The primary goal of the ZEJULA My Way Patient Support program is to empower women taking ZEJULA to take an active role in their treatment. One of the writers who contributed to the development of this program is Senior Behavioral Copywriter, Johnny Knight. The Writers’ Block asked Johnny what relationship marketing means to him.
Here’s what he had to say:
Relationship marketing is about recognizing other people’s humanity. Any relationship is stronger when we think about what the other person is experiencing, empathize with how they feel, and acknowledge the challenges they face each day. It’s tough to square the word “marketing” with this approach—it implies we’re trying to promote ourselves or get people to spend their money. How can we create a meaningful relationship with people we may never meet, a relationship that will genuinely help and support them?
When we write for women living with recurrent ovarian cancer, establishing a relationship is especially important, because these women are in a place of total uncertainty. They’ve been through the initial diagnosis of cancer and at least one round of chemotherapy, then gotten back on their feet only to learn that the cancer is back. They’re already exhausted. They’re in the midst of an emotional earthquake that has changed the lives they knew. What can they do to keep going?

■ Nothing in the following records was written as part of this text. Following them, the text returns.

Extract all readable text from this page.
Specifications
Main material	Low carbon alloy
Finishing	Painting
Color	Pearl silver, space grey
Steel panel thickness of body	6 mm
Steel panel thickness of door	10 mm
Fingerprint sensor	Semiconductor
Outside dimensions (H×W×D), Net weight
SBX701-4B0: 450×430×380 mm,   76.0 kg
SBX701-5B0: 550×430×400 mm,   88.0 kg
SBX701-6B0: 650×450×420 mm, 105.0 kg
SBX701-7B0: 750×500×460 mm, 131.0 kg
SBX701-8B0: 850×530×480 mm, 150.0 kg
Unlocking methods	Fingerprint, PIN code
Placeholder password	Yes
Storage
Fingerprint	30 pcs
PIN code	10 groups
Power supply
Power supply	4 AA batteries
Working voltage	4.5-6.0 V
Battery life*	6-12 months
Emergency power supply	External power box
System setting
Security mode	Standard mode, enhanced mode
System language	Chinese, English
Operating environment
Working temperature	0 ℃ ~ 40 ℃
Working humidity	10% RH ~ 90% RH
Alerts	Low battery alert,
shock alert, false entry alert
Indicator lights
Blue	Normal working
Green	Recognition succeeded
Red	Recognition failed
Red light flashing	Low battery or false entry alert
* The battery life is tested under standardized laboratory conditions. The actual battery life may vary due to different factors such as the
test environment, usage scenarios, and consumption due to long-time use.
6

When we write emails, website copy, and starter kit materials, we have to keep all of this in mind. Our goal is to help women with ovarian cancer regain some hope and give them the skills to process what they’re experiencing.
When people get a patient starter kit in the mail, we want them to feel supported from the beginning. They open a box that’s artfully designed. Inside, they see paintings of strong women, activities, and ideas to help them with their emotional challenges; it doesn’t feel like it comes from the pharma universe. We never use the phrase “your cancer” or refer to them as patients. People with cancer are PEOPLE first. Ideally, we can remind them of that.
It’s not conventional marketing. Offering support during a difficult time is something a person does for another person. We use all our creative resources to help people with cancer keep their humanity and strength during a very dehumanizing process.
It’s effective marketing.
But it’s the relationship that matters most.